President Trump has yet to wield the Defense Production Act, a law passed by Congress during the Korean War to force private industries to manufacture goods needed during times of public crisis, citing resistance from private businesses. GM, Ford and Fiat Chrysler announced last week plans to temporarily shut down their U.S. assembly plants to safeguard workers against the coronavirus spread. He also tweeted that “Ford, General Motors and Tesla are being given the go ahead to make ventilators and other metal products, FAST!” though it wasn’t immediately clear what he was referring to as the automakers' efforts seemed to be well under way days before his tweet.

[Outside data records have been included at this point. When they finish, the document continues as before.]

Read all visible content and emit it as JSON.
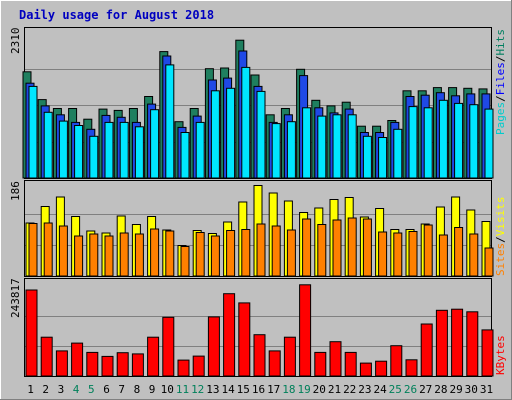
{
  "chart_data": [
    {
      "type": "bar",
      "panel": "top",
      "title": "Daily usage for August 2018",
      "ymax_label": "2310",
      "ylim": [
        0,
        2310
      ],
      "categories": [
        "1",
        "2",
        "3",
        "4",
        "5",
        "6",
        "7",
        "8",
        "9",
        "10",
        "11",
        "12",
        "13",
        "14",
        "15",
        "16",
        "17",
        "18",
        "19",
        "20",
        "21",
        "22",
        "23",
        "24",
        "25",
        "26",
        "27",
        "28",
        "29",
        "30",
        "31"
      ],
      "weekend_days": [
        "4",
        "5",
        "11",
        "12",
        "18",
        "19",
        "25",
        "26"
      ],
      "axis_label_parts": [
        "Pages",
        "Files",
        "Hits"
      ],
      "axis_label_separator": "/",
      "series": [
        {
          "name": "Hits",
          "color": "#1f7f5f",
          "values": [
            1680,
            1240,
            1100,
            1100,
            930,
            1090,
            1070,
            1100,
            1290,
            2000,
            890,
            1100,
            1730,
            1740,
            2180,
            1630,
            1000,
            1100,
            1720,
            1230,
            1140,
            1200,
            820,
            820,
            910,
            1380,
            1380,
            1430,
            1430,
            1420,
            1410
          ]
        },
        {
          "name": "Files",
          "color": "#1f49e6",
          "values": [
            1500,
            1140,
            1000,
            880,
            770,
            990,
            960,
            880,
            1170,
            1930,
            800,
            980,
            1550,
            1580,
            2010,
            1450,
            880,
            1000,
            1620,
            1110,
            1030,
            1090,
            720,
            720,
            880,
            1290,
            1310,
            1350,
            1300,
            1330,
            1330
          ]
        },
        {
          "name": "Pages",
          "color": "#00e6ff",
          "values": [
            1450,
            1040,
            900,
            830,
            660,
            880,
            880,
            810,
            1080,
            1790,
            720,
            880,
            1380,
            1420,
            1750,
            1370,
            860,
            890,
            1110,
            980,
            1000,
            1000,
            660,
            640,
            770,
            1130,
            1110,
            1230,
            1180,
            1160,
            1090
          ]
        }
      ]
    },
    {
      "type": "bar",
      "panel": "middle",
      "ymax_label": "186",
      "ylim": [
        0,
        186
      ],
      "categories": [
        "1",
        "2",
        "3",
        "4",
        "5",
        "6",
        "7",
        "8",
        "9",
        "10",
        "11",
        "12",
        "13",
        "14",
        "15",
        "16",
        "17",
        "18",
        "19",
        "20",
        "21",
        "22",
        "23",
        "24",
        "25",
        "26",
        "27",
        "28",
        "29",
        "30",
        "31"
      ],
      "axis_label_parts": [
        "Sites",
        "Visits"
      ],
      "axis_label_separator": "/",
      "series": [
        {
          "name": "Visits",
          "color": "#ffff00",
          "values": [
            106,
            139,
            158,
            119,
            90,
            86,
            120,
            103,
            119,
            92,
            61,
            91,
            85,
            108,
            148,
            181,
            166,
            150,
            127,
            136,
            153,
            157,
            118,
            135,
            93,
            93,
            104,
            138,
            158,
            132,
            109
          ]
        },
        {
          "name": "Sites",
          "color": "#ff8000",
          "values": [
            105,
            106,
            100,
            80,
            84,
            80,
            86,
            84,
            94,
            90,
            59,
            87,
            80,
            91,
            93,
            104,
            100,
            92,
            114,
            103,
            112,
            116,
            114,
            88,
            86,
            89,
            102,
            82,
            97,
            84,
            56
          ]
        }
      ]
    },
    {
      "type": "bar",
      "panel": "bottom",
      "ymax_label": "243817",
      "ylim": [
        0,
        243817
      ],
      "categories": [
        "1",
        "2",
        "3",
        "4",
        "5",
        "6",
        "7",
        "8",
        "9",
        "10",
        "11",
        "12",
        "13",
        "14",
        "15",
        "16",
        "17",
        "18",
        "19",
        "20",
        "21",
        "22",
        "23",
        "24",
        "25",
        "26",
        "27",
        "28",
        "29",
        "30",
        "31"
      ],
      "axis_label_parts": [
        "KBytes"
      ],
      "axis_label_separator": "",
      "series": [
        {
          "name": "KBytes",
          "color": "#ff0000",
          "values": [
            233000,
            105000,
            68000,
            89000,
            64000,
            53000,
            63000,
            60000,
            105000,
            159000,
            43000,
            54000,
            160000,
            223000,
            198000,
            112000,
            68000,
            105000,
            247000,
            64000,
            93000,
            64000,
            35000,
            40000,
            82000,
            44000,
            141000,
            178000,
            181000,
            174000,
            125000
          ]
        }
      ]
    }
  ],
  "colors": {
    "background": "#c0c0c0",
    "panel_border": "#000000",
    "bar_outline": "#000000",
    "grid": "#808080",
    "title": "#0000c0",
    "weekday_label": "#000000",
    "weekend_label": "#00805a",
    "hits_label": "#007f5f",
    "files_label": "#0000ff",
    "pages_label": "#00cccc",
    "sites_label": "#ff8000",
    "visits_label": "#ffff00",
    "kbytes_label": "#ff0000"
  }
}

Ford, General Motors and Tesla are being given the go ahead to make ventilators and other metal products, FAST! @fema Go for it auto execs, lets see how good you are? @RepMarkMeadows @GOPLeader @senatemajldr
— Donald J. Trump (@realDonaldTrump) March 22, 2020
While the Detroit automakers famously quit producing cars and re-tooled their plants to build war munitions during World War II, earning Detroit the label “Arsenal of Democracy,” experts say similarly converting auto plants over to build ventilators would not be simple. There are issues of intellectual property, FDA certification, designing new tooling to make parts and the need to create cleanrooms for production and sourcing non-allergenic materials.
Willy Shih, a professor at Harvard Business School who focuses on manufacturing and supply chains, estimates it could take an automaker up to a year to overcome those hurdles and prepare a dedicated assembly line to build complete ventilator units.
“It just seems to be easier to let me go pour money into Medtronic or somebody who makes those machines now and just increase their capacity,” he said. “This is not like sticking a tube from your HVAC system into somebody’s lungs.”
How exactly the effort is being coordinated among automakers and suppliers, and to what degree, isn’t yet clear. GM’s statement on Friday was done in concert with StopTheSpread.org, a consortium of private industry interests rallying to fight the coronavirus. Musk over the weekend tweeted that he had discussed engineering “state-of-the-art” ventilators with Medtronic, which elicited a statement in response from the manufacturer itself. Tesla also sent out tens of thousand of N95 respirator masks to states over the weekend.
Addressing #COVID19 is a group effort. We are grateful for the discussion with @ElonMusk and @Tesla as we work across industries to solve problems and get patients and hospitals the tools they need to continue saving lives. We're all in this together. https://t.co/MdZ3u8k2nR
— Medtronic (@Medtronic) March 21, 2020
Ford, meanwhile, issued a statement at the same time it was announcing further production shutdowns in its International Markets Group in India, South Africa, Thailand and Vietnam, and adding to further plant shutdowns in the U.K.
“As America’s largest producer of vehicles and top employer of autoworkers, Ford stands ready to help the administration in any way we can, including the possibility of producing ventilators and other equipment,” the automaker says. “We have had preliminary discussions with the U.S. and U.K. governments and looking into the feasibility. It’s vital that we all pull together to help the country weather this crisis and come out the other side stronger than ever.”
It may not be long before we know more specifically what Ford means by that. Developments are happening quickly on the ventilator front in the war on the coronavirus. Expect further updates soon.